Avant ce printemps à La Nouvelle-Orléans, le médecin n’était jamais entré dans un manoir d’avant-guerre. La façade de la maison comportait des colonnes cannelées à la peinture écaillée. On appelait cela le style Renaissance classique : un long hôtel particulier d’un gris violacé, dans un coin sombre et ombragé de Garden District, au portail flanqué de deux chênes imposants. Les rampes en fer forgé aux motifs de roses étaient festonnées de plantes grimpantes : glycine, vigne vierge et bougainvillée d’un rose sombre incandescent.
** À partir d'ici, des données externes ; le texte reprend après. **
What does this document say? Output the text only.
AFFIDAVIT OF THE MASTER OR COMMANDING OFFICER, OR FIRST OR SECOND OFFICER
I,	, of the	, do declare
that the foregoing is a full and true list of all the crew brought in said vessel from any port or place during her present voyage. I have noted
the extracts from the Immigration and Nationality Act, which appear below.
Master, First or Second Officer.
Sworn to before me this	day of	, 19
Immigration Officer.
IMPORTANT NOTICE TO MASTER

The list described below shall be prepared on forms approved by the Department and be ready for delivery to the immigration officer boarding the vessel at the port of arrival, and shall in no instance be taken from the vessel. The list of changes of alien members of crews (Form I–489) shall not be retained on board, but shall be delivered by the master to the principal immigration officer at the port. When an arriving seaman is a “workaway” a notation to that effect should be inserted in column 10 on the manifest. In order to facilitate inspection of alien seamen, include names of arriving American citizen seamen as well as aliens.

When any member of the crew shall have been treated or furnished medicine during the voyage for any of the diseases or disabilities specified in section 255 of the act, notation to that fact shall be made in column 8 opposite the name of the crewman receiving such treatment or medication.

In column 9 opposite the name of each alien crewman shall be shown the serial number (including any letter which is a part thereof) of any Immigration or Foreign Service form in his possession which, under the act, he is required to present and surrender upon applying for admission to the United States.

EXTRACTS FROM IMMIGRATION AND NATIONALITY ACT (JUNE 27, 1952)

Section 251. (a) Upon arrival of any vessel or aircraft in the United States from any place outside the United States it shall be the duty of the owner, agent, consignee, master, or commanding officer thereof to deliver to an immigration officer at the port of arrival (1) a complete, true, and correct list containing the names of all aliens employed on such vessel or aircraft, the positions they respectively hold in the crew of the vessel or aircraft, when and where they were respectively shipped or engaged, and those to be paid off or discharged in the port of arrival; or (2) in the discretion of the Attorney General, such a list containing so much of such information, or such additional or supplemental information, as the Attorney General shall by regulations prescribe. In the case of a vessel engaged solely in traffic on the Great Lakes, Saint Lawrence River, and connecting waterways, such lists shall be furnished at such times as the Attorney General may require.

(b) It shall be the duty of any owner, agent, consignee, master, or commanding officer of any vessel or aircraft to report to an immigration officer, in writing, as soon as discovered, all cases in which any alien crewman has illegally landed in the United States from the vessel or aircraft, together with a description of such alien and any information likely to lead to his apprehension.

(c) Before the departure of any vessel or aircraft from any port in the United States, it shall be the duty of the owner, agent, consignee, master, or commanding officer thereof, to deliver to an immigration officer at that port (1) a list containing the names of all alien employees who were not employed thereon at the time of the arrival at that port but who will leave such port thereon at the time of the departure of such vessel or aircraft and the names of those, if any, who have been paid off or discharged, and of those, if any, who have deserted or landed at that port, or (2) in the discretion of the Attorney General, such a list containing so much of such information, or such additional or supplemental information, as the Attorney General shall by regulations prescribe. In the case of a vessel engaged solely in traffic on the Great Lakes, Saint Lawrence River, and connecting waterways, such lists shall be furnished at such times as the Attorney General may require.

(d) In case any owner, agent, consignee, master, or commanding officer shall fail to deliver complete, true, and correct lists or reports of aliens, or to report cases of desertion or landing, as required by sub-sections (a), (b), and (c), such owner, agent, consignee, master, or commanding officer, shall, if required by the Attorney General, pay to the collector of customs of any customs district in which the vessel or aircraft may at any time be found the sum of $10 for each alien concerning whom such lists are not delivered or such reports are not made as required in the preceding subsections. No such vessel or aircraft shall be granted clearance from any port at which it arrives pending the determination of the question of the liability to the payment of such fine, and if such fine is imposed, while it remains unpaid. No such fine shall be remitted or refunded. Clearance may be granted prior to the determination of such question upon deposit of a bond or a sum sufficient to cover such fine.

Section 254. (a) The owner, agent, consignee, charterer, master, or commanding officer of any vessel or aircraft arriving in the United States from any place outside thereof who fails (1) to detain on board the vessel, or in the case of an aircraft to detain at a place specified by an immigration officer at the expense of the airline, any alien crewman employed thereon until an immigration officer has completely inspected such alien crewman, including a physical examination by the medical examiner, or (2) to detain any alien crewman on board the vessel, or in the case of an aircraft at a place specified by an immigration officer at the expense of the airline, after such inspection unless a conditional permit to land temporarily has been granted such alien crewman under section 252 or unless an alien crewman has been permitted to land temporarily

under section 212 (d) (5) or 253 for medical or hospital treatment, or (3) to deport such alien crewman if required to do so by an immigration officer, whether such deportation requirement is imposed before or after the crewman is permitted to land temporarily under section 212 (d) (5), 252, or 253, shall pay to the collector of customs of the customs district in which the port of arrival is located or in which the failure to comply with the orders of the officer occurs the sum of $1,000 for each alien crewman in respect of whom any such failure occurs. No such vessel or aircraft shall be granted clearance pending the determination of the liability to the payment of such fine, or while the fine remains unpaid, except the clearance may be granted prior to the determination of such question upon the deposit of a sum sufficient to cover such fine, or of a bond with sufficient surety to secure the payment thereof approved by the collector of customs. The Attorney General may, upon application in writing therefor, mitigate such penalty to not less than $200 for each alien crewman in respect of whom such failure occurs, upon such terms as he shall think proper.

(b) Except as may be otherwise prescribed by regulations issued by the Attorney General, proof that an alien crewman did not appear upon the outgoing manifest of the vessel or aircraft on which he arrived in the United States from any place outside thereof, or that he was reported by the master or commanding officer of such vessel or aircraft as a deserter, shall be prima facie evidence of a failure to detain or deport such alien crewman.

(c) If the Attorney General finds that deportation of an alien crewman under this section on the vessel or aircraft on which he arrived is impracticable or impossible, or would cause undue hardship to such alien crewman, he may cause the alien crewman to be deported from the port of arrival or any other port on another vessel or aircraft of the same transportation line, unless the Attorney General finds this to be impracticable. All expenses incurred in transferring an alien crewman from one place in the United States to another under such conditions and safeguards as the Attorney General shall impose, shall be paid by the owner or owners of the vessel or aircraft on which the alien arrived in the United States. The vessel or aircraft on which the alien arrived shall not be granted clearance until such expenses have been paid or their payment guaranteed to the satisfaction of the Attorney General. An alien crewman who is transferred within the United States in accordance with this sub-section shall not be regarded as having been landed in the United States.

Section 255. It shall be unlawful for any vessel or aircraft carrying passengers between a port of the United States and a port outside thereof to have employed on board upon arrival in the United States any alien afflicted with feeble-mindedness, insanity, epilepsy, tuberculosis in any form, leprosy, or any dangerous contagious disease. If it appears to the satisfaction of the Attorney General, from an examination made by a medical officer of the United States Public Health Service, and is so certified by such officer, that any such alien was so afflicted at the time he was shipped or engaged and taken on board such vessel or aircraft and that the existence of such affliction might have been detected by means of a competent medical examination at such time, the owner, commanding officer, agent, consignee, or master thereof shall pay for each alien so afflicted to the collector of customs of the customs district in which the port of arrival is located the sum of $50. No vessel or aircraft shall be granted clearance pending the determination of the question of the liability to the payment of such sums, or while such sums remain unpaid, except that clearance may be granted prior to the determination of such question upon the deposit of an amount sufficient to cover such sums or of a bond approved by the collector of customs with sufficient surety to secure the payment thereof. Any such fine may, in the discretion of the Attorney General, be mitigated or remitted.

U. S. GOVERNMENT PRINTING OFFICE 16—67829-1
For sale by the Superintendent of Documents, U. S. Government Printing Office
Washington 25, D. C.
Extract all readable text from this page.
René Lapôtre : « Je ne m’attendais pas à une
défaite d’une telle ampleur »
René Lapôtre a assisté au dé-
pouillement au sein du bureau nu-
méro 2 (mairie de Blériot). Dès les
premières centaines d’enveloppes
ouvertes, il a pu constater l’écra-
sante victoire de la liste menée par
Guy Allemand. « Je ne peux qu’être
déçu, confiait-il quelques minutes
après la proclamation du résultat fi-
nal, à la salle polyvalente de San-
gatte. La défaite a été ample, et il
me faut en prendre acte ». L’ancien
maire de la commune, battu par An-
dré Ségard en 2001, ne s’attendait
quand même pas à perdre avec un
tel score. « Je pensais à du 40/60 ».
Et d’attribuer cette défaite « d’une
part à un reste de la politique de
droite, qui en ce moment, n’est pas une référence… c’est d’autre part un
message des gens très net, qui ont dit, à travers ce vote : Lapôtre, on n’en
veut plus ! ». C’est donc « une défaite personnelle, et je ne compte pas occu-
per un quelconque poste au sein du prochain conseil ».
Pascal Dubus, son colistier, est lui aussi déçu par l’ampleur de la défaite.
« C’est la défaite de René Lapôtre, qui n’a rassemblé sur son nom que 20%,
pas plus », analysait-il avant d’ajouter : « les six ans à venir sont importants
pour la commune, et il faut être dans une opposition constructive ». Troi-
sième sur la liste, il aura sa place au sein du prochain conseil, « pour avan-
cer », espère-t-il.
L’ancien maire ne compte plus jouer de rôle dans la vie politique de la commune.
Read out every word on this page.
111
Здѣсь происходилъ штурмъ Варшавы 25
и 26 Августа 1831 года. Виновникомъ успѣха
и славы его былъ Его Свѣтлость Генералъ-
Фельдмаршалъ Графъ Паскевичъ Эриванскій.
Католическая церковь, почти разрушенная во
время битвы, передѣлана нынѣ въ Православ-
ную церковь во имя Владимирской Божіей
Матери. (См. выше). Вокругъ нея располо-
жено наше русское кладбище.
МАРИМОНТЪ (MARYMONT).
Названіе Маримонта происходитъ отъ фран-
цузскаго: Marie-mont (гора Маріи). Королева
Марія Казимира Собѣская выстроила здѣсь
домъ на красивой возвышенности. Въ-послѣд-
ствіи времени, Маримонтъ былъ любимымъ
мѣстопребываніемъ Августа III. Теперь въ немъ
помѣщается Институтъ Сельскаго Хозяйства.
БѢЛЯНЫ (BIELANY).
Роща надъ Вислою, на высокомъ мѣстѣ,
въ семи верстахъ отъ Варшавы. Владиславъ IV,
Le docteur aimait à s’asseoir sur les marches de marbre pour contempler les chapiteaux doriques couverts de ces plantes odorantes. Des rayons de soleil perçaient à travers les branches entortillées. Les abeilles bourdonnaient dans l’enchevêtrement des feuilles vertes luisantes, au-dessous des corniches écaillées. Peu importait qu’il y fasse si sombre et si humide.
Cependant, la décrépitude des lieux le déconcertait. Des araignées tissaient leurs fines toiles autour des roses en fer forgé. Par endroits, la ferronnerie était si rouillée qu’elle partait en poudre sous les doigts. Ici et là, près des rampes, le bois du porche était complètement pourri.
Au fond du jardin, il y avait une vieille piscine octogonale qui n’était plus qu’un marécage d’eau noire entouré de glaïeuls. L’odeur était pestilentielle. Et pourtant, des grenouilles y avaient élu domicile. On les entendait coasser à la tombée de la nuit. La fontaine, qui persistait à cracher quelques maigres jets dans l’eau boueuse, avait quelque chose de pathétique. Le docteur l’aurait bien vidée, nettoyée et curée de ses propres mains. Il aurait bien réparé la balustrade brisée et arraché les mauvaises herbes des vasques.
Même les vieilles tantes de sa patiente, Mlle Carl, Mlle Millie et Mlle Nancy, avaient quelque chose de décati. Cela ne provenait ni de leurs cheveux gris ni de leurs lunettes cerclées. C’était leur attitude et les relents de camphre qui émanaient de leurs vêtements.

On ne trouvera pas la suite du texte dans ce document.